There are no solutions to the equation `sin(Phi)=0` on interval `(0,pi)`.

Equation `cos(Phi)=1/2` has only one solution on interval `(0,pi)`, namely, `Phi=pi/3`.

Now, `x=(24sin(Phi))/(4sin(Phi)-sin(2Phi))=(24sin(pi/3))/(4sin(pi/3)-sin(2pi/3))=(24sqrt(3)/2)/(4sqrt(3)/2-sqrt(3)/2)=24/(4-1)=8`.

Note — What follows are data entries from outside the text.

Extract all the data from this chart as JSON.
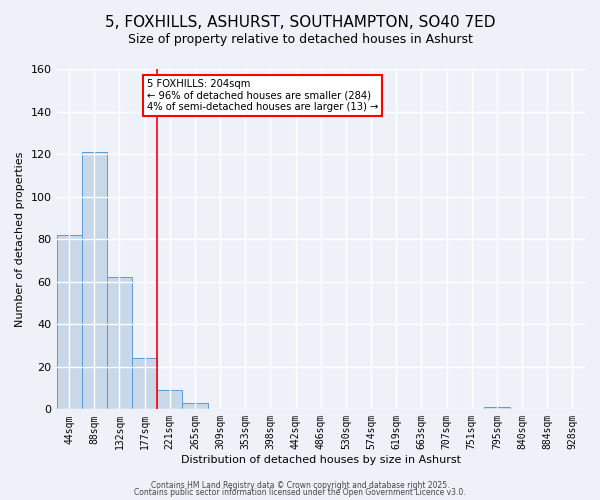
{
  "title": "5, FOXHILLS, ASHURST, SOUTHAMPTON, SO40 7ED",
  "subtitle": "Size of property relative to detached houses in Ashurst",
  "xlabel": "Distribution of detached houses by size in Ashurst",
  "ylabel": "Number of detached properties",
  "bar_color": "#c8d8e8",
  "bar_edge_color": "#5b9bd5",
  "categories": [
    "44sqm",
    "88sqm",
    "132sqm",
    "177sqm",
    "221sqm",
    "265sqm",
    "309sqm",
    "353sqm",
    "398sqm",
    "442sqm",
    "486sqm",
    "530sqm",
    "574sqm",
    "619sqm",
    "663sqm",
    "707sqm",
    "751sqm",
    "795sqm",
    "840sqm",
    "884sqm",
    "928sqm"
  ],
  "values": [
    82,
    121,
    62,
    24,
    9,
    3,
    0,
    0,
    0,
    0,
    0,
    0,
    0,
    0,
    0,
    0,
    0,
    1,
    0,
    0,
    0
  ],
  "ylim": [
    0,
    160
  ],
  "yticks": [
    0,
    20,
    40,
    60,
    80,
    100,
    120,
    140,
    160
  ],
  "red_line_index": 4,
  "annotation_text": "5 FOXHILLS: 204sqm\n← 96% of detached houses are smaller (284)\n4% of semi-detached houses are larger (13) →",
  "footer_line1": "Contains HM Land Registry data © Crown copyright and database right 2025.",
  "footer_line2": "Contains public sector information licensed under the Open Government Licence v3.0.",
  "background_color": "#eef2f8",
  "grid_color": "#ffffff",
  "title_fontsize": 11,
  "subtitle_fontsize": 9,
  "axis_label_fontsize": 8,
  "tick_fontsize": 7
}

To check whether it is maximum we use second partial derivatives test:

`(partial^2 A)/(partial x^2)=-4sin(Phi)+sin(2Phi)`.

`(partial^2 A)/(partial Phi^2)=-24xsin(Phi)+2x^2sin(Phi)-2x^2sin(2Phi)`.

`(partial^2 A)/(partial x partial Phi)=24cos(Phi)-4xcos(Phi)+2xcos(2Phi)`.

`(partial^2 A)/(partial x^2)(8,pi/3)=-4sin(pi/3)+sin(2pi/3)=-3sqrt(3)/2<0`.

`(partial^2 A)/(partial Phi^2)(8,pi/3)=-24*8*sin(pi/3)+2*8^2sin(pi/3)-2*8^2sin(2pi/3)=-96sqrt(3)`.

`(partial^2 A)/(partial x partial Phi)(8,pi/3)=24cos(pi/3)-4*8*cos(pi/3)+2*8*cos(2pi/3)=-12`.

`D=(partial^2 A)/(partial x^2)(8,pi/3)(partial^2 A)/(partial Phi^2)(8,pi/3)-((partial^2 A)/(partial x partial Phi)(8,pi/3))^2=-3sqrt(3)/2*(-96sqrt(3))-(-12)^2=288>0`.

Since `D>0` and `(partial^2 A)/(partial x^2)(8,pi/3)<0` then point `(8,pi/3)` is indeed maximum.

**Answer:** `x=8` cm and `Phi=pi/3=60^0`.